Illustration showing a couple talking while in bed
© Laura Carlin

The Shrink

We are fascinated by our dreams. And it is usually our dreams we’re fascinated by. When another person launches into a lengthy exposition of the dreams that graced their night, our eyes are liable to glaze over quickly. But for many of us, our own dreams provide an endless source of intrigue.

Nowadays we are not likely to believe that dreams predict the future, or regard them as messages from God. But it is probably part of Freud’s lasting legacy that we can’t quite shake off the idea that they somehow hold the key to our most secluded desires. It may need some teasing out, we think, but the meaning of our dream is there, waiting to be interpreted.

There are of course alternative views, including the one that dreams have no meaning whatsoever and result instead from the brain’s attempts to make sense of neural processes that occur during sleep – just froth rising on top of those random impulses.

But adopting a scientific attitude to dreams doesn’t necessarily require overcoming our fascination with them. We could simply relate to them differently. Instead of seeking to decipher the symbols that our unconscious is supposedly messaging to us, we could use them as a starting point for reflection.

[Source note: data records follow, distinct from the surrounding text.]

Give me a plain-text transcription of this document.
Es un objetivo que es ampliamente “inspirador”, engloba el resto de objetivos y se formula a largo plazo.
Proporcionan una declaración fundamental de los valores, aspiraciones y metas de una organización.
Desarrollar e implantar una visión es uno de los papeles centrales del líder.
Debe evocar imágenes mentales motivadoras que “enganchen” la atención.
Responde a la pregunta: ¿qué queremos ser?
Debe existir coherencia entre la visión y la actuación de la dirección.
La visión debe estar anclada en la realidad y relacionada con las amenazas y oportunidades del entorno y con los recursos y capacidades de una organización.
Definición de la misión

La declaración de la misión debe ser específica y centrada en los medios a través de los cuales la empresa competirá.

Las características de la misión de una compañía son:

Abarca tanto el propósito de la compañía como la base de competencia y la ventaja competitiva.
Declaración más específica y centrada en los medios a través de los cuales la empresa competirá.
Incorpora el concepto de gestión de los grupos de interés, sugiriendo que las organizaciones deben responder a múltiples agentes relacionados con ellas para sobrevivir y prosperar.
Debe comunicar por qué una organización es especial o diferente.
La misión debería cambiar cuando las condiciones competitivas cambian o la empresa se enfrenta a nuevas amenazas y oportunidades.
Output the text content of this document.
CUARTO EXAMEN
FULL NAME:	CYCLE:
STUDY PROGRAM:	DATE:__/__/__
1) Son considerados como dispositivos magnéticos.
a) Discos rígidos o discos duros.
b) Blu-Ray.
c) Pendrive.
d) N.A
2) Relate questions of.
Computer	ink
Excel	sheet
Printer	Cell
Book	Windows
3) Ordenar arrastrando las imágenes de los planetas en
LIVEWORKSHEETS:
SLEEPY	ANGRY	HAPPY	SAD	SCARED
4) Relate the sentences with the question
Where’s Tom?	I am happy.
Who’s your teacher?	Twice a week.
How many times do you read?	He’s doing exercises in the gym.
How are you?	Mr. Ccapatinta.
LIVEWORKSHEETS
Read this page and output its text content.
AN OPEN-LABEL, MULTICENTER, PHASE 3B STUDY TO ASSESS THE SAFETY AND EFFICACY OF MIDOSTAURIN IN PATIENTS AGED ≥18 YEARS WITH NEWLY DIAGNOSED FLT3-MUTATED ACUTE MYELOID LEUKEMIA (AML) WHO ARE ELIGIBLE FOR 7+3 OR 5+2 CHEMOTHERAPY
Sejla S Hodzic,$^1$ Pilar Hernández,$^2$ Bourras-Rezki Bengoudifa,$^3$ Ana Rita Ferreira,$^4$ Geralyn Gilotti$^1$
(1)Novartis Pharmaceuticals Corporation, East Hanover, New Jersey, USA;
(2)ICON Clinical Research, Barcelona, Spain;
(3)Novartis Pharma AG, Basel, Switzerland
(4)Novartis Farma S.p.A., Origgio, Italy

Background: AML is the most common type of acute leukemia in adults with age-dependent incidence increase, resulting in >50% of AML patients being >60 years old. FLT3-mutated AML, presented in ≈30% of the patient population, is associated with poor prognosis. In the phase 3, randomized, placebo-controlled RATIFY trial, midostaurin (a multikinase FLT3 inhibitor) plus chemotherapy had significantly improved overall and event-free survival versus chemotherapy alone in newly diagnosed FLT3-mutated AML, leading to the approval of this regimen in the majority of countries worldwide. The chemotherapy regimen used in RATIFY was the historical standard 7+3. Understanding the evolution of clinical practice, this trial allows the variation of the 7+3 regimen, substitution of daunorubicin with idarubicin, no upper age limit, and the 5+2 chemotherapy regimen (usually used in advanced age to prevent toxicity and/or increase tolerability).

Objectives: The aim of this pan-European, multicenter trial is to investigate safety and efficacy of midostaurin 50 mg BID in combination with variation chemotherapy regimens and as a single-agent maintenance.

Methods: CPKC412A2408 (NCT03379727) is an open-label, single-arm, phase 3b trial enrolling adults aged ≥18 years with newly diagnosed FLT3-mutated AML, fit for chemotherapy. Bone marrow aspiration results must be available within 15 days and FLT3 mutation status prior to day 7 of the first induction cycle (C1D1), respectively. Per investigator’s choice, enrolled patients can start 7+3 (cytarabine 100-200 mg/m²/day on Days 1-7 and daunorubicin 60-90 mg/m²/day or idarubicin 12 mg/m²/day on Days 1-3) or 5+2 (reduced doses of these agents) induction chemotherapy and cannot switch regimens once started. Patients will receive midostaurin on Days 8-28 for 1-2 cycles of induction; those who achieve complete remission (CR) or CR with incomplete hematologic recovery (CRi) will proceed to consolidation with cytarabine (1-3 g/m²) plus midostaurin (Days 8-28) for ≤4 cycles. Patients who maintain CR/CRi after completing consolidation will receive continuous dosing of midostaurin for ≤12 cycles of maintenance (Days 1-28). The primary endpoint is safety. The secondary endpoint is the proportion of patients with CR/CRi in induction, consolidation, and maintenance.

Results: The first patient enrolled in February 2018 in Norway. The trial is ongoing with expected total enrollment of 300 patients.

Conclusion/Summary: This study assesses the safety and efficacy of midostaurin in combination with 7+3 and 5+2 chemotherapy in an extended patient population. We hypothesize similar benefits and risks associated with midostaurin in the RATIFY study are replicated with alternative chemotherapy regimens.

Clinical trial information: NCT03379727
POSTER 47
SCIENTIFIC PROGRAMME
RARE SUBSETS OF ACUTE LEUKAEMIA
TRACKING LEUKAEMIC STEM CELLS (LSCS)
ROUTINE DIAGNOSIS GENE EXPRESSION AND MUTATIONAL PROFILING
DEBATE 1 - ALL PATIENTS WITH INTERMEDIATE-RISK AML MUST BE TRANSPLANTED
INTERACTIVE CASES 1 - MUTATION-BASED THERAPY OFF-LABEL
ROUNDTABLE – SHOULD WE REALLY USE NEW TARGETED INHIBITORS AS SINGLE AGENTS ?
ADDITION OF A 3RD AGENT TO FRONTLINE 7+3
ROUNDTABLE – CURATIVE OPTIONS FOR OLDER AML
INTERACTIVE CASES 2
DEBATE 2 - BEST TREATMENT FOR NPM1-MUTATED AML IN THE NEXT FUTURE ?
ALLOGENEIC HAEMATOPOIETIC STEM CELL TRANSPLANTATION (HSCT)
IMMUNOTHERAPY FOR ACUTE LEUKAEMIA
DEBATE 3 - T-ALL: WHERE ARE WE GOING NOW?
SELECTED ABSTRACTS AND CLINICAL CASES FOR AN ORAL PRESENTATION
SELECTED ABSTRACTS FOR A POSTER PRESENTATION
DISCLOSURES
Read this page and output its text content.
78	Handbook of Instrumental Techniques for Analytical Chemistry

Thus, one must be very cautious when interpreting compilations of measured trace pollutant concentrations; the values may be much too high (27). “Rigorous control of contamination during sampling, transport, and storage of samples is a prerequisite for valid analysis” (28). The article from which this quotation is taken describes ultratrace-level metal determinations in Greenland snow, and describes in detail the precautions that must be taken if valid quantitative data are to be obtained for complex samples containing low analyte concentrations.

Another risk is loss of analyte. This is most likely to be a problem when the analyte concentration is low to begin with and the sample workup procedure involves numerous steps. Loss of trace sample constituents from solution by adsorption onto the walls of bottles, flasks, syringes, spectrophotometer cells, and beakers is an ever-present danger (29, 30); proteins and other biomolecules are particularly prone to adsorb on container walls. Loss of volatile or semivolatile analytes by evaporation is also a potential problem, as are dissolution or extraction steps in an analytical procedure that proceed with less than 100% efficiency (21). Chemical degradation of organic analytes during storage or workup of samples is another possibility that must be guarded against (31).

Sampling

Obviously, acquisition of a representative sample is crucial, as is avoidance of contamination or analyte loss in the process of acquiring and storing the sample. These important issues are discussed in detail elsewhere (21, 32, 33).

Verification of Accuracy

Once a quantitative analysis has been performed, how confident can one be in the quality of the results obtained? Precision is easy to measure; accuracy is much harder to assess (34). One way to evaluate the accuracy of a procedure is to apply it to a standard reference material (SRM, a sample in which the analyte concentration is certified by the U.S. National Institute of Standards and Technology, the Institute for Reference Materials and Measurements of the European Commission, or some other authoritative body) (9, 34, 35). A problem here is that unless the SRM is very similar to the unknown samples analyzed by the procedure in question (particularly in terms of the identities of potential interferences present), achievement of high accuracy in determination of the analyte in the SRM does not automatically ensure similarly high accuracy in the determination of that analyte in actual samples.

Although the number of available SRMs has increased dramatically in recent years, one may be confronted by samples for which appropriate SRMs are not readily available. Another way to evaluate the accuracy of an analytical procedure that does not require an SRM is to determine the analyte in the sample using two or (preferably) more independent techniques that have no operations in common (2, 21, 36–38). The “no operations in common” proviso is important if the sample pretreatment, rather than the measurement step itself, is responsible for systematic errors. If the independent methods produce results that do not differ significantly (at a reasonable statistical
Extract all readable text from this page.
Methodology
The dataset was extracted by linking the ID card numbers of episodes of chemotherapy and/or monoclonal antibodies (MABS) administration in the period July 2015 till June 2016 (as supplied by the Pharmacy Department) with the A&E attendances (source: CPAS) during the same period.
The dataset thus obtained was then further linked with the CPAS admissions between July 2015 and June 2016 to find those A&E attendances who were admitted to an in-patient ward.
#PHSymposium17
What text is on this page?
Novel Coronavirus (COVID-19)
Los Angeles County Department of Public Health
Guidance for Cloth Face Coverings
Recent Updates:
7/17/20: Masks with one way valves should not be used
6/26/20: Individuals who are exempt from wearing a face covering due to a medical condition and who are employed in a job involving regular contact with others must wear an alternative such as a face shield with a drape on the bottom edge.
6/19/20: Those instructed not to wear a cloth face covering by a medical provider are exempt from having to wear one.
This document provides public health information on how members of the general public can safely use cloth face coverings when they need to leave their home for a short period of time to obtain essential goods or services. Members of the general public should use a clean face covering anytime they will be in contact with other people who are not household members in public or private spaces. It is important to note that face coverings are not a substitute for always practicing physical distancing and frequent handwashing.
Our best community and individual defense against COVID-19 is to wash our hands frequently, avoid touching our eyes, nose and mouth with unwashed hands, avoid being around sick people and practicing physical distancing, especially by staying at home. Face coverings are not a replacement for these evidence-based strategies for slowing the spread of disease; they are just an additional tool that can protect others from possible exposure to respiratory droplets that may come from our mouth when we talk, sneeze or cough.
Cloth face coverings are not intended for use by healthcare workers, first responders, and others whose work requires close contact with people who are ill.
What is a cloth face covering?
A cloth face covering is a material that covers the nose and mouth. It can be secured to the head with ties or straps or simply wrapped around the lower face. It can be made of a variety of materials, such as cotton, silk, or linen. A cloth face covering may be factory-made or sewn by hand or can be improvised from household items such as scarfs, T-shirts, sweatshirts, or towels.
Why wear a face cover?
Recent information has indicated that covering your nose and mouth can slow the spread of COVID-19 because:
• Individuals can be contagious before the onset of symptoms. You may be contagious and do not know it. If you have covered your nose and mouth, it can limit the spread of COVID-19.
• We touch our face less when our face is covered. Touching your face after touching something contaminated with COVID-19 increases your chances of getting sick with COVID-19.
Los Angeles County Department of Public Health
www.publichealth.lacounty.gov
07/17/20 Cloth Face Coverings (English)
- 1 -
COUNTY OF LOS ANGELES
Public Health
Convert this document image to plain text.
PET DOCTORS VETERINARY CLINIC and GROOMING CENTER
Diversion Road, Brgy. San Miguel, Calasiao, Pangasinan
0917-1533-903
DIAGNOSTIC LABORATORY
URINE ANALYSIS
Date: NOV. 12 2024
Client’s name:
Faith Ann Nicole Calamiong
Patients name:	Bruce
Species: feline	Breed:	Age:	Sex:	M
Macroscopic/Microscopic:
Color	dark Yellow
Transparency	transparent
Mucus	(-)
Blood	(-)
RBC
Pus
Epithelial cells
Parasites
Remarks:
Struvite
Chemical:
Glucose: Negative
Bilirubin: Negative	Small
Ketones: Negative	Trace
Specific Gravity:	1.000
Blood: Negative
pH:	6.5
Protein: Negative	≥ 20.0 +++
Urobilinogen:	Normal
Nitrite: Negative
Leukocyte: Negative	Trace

Whether or not the stuff of dreams actually reflects our waking concerns, exploring it could be a useful way of gaining insight. As Wittgenstein said, “whenever you are preoccupied with something, with some trouble or with some problem which is a big thing in your life – as sex is, for instance – then no matter what you start from, the association will lead finally and inevitably back to that same theme”. “You could start with any of the objects on this table,” he said. A dream may provide a more colourful beginning.

So while we may be disappointed that we can’t consult a dream dictionary to explain what that tower in the middle of the ocean means, by thinking this way we can claim back our dreams. It’s not a question of what the dream means, but what it means to us.

The Sage

Nearly two and a half millennia ago, the Chinese philosopher Zhuangzi awoke from a dream and concluded: “Now I do not know whether I was then a man dreaming I was a butterfly, or whether I am now a butterfly dreaming I am a man.”

He was the first to pose a question that has occupied philosophers ever since: how do we know that all life is not some kind of dream? Descartes famously concluded that “there exist no certain marks by which the state of waking can ever be distinguished from sleep”. For Plato, the problem was that whether we are awake or sleeping, “the soul contends that the thoughts which are present to our minds at the time are true”. (Rather bizarrely he also claimed “our time is equally divided between sleeping and waking”, which suggests the life of an ancient Athenian free man was even cushier than we thought.)

We cannot and need not decisively prove that we are not in fact dreaming. As the ever-pragmatic Aristotle explained, every argument, every belief, has to start somewhere, and so “the starting point of a demonstration is not a matter of demonstration”. No one seriously believes we are always dreaming anyway. Even Descartes concluded his meditations by saying his doubts were “hyperbolical and ridiculous”, since it’s clear that in waking life, events are linked by memory, and objects do not just pop in and out of existence at random.

The key point is not that the dream world might be real, but that it feels real. In it, we think, feel, see, hear, taste, smell and touch. In that sense we are as alive in our dreams as we are when awake, albeit temporarily inhabiting a realm of fantasy. To be conscious is to exist, whatever we are conscious of.

Life is therefore like a dream, not because it is an unreal nothing, but because it is a very real something which will vanish into nothingness the moment our consciousness ceases. So dream well, dream lucidly, for this one ends not with an awakening, but an endless, deep sleep.